Door deze aankondiging raken alle bedrijven binnen de Europese Gemeenschappen van
het voornemen op de hoogte en kunnen zij bij de aanbestedende overheid hun interesse
in de opdracht kenbaar maken. Ook bij het sluiten van convenanten kunnen overheden
die partij zijn bij het convenant te maken krijgen met de aanbestedingsrichtlijnen.
Convenanten bevatten immers geregeld ook privaatrechtelijke afspraken (schriftelijke
overeenkomsten onder bezwarende titel), waarmee bedragen gemoeid kunnen zijn die boven
de drempelbedragen van de richtlijnen uitkomen. Men kan daarbij denken aan de situatie
waarin de rijksoverheid, een aantal lagere overheden en aannemers betrokken zijn bij
een convenant over de aanleg van infrastructurele werken. Indien de afspraken onder
de (nationale en Europese) aanbestedingsregels vallen moet de procedure van de richtlijnen
worden gevolgd alvorens het convenant kan worden gesloten.
Derde lid, onderdeel b:
De bepalingen in het EG-verdrag met betrekking tot mededinging zijn primair bedoeld
voor ondernemingen. Ook de overheid kan door deze voorschriften worden geraakt, wanneer
zij partij is bij een convenant. Artikel 81, eerste lid, EG verbiedt alle overeenkomsten
tussen ondernemingen, alle besluiten van ondernemersverenigingen en alle onderling
afgestemde feitelijke gedragingen welke de handel tussen lidstaten ongunstig kunnen
beïnvloeden en ertoe strekken of ten gevolge kunnen hebben dat de mededinging binnen
de gemeenschappelijke markt wordt verhinderd en met name die welke bestaan in de in
dit artikellid nader genoemde gedragingen. Het verdrag noemt met name overeenkomsten
die inhouden dat de productie, de afzet of de investeringen worden beperkt of gecontroleerd
en overeenkomsten die betrekking hebben op het verdelen van (afzet)markten.

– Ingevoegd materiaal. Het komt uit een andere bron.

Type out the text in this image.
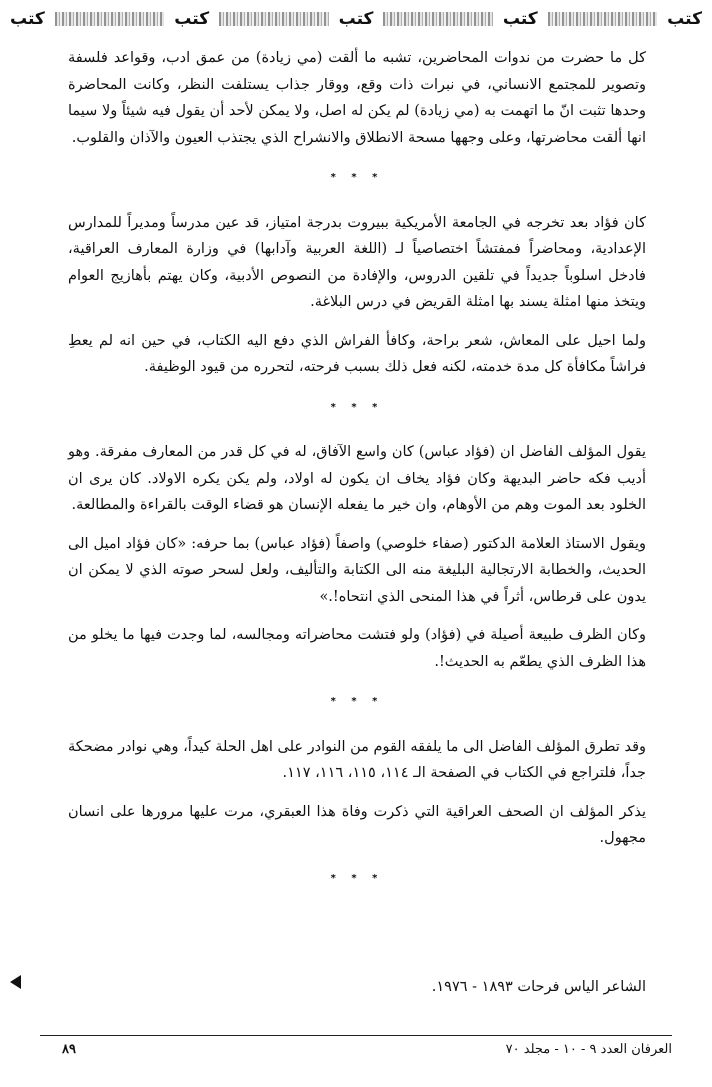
كتب
كتب
كتب
كتب
كتب

كل ما حضرت من ندوات المحاضرين، تشبه ما ألقت (مي زيادة) من عمق ادب، وقواعد فلسفة وتصوير للمجتمع الانساني، في نبرات ذات وقع، ووقار جذاب يستلفت النظر، وكانت المحاضرة وحدها تثبت انّ ما اتهمت به (مي زيادة) لم يكن له اصل، ولا يمكن لأحد أن يقول فيه شيئاً ولا سيما انها ألقت محاضرتها، وعلى وجهها مسحة الانطلاق والانشراح الذي يجتذب العيون والآذان والقلوب.

* * *

كان فؤاد بعد تخرجه في الجامعة الأمريكية ببيروت بدرجة امتياز، قد عين مدرساً ومديراً للمدارس الإعدادية، ومحاضراً فمفتشاً اختصاصياً لـ (اللغة العربية وآدابها) في وزارة المعارف العراقية، فادخل اسلوباً جديداً في تلقين الدروس، والإفادة من النصوص الأدبية، وكان يهتم بأهازيج العوام ويتخذ منها امثلة يسند بها امثلة القريض في درس البلاغة.

ولما احيل على المعاش، شعر براحة، وكافأ الفراش الذي دفع اليه الكتاب، في حين انه لم يعطِ فراشاً مكافأة كل مدة خدمته، لكنه فعل ذلك بسبب فرحته، لتحرره من قيود الوظيفة.

* * *

يقول المؤلف الفاضل ان (فؤاد عباس) كان واسع الآفاق، له في كل قدر من المعارف مفرقة. وهو أديب فكه حاضر البديهة وكان فؤاد يخاف ان يكون له اولاد، ولم يكن يكره الاولاد. كان يرى ان الخلود بعد الموت وهم من الأوهام، وان خير ما يفعله الإنسان هو قضاء الوقت بالقراءة والمطالعة.

ويقول الاستاذ العلامة الدكتور (صفاء خلوصي) واصفاً (فؤاد عباس) بما حرفه: «كان فؤاد اميل الى الحديث، والخطابة الارتجالية البليغة منه الى الكتابة والتأليف، ولعل لسحر صوته الذي لا يمكن ان يدون على قرطاس، أثراً في هذا المنحى الذي انتحاه!.»

وكان الظرف طبيعة أصيلة في (فؤاد) ولو فتشت محاضراته ومجالسه، لما وجدت فيها ما يخلو من هذا الظرف الذي يطعّم به الحديث!.

* * *

وقد تطرق المؤلف الفاضل الى ما يلفقه القوم من النوادر على اهل الحلة كيداً، وهي نوادر مضحكة جداً، فلتراجع في الكتاب في الصفحة الـ ١١٤، ١١٥، ١١٦، ١١٧.

يذكر المؤلف ان الصحف العراقية التي ذكرت وفاة هذا العبقري، مرت عليها مرورها على انسان مجهول.

* * *
الشاعر الياس فرحات ١٨٩٣ - ١٩٧٦.
العرفان العدد ٩ - ١٠ - مجلد ٧٠
٨٩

Artikel 82 EG verbiedt het misbruik maken van een machtspositie op de gemeenschappelijke
markt of op een wezenlijk deel daarvan door één of meer ondernemingen, voorzover de
handel tussen lidstaten daardoor ongunstig kan worden beïnvloed. Dit geldt met name
voor de in dat artikel genoemde handelingen.
Het sluiten van convenanten waarbij de overheid partij is, kan mededingingsrechtelijke
aspecten hebben. Te denken valt aan de situatie waarin de overheid in het kader van
een convenant met een branche afspreekt dat bedrijven een maximale hoeveelheid van
een product produceren (bijvoorbeeld om de afvalemissie die met deze productie gepaard
gaat beperkt te houden). Los van de ontheffingsmogelijkheden die op grond van het
derde lid van artikel 81 geboden worden, kan het hierbij om een verboden afspraak
gaan.
De overheid moet zich bij het opstellen van convenanten overigens niet alleen nadrukkelijk
de vraag stellen of bij de te maken afspraken Europese mededingingsrechtelijke aspecten
betrokken zijn, maar ook nationale (Mededingingswet).
Derde lid, onderdeel c:
In convenanten kunnen afspraken worden neergelegd die door partijen na te leven normen
en technische voorschriften in de zin van de zogenoemde notificatierichtlijn inhouden
(richtlijn nr. 98/34/EG van het Europees Parlement en de Raad van de Europese Unie van 22 juni 1998 betreffende
een informatieprocedure op het gebied van normen en technische voorschriften en regels
betreffende de diensten van de informatiemaatschappij (PbEG L 204), zoals gewijzigd
bij richtlijn nr. 98/48/EG van 20 juli 1998 (PbEG L 217)). Dergelijke convenanten vallen in beginsel onder de
werkingssfeer van (artikel 1, onder 11, van) die richtlijn. Ook daarbuiten kunnen
convenanten notificatieplichtig zijn, namelijk op grond van andere EG- of andere internationale
verplichtingen. Een voorbeeld hiervan vormen bepalingen die leiden tot staatssteun
(artikelen 87 en 88 EG).
Vierde lid:
In het vierde lid worden de in de Aanwijzingen voor de regelgeving neergelegde aanwijzingen
met betrekking tot notificatie van overeenkomstige toepassing verklaard.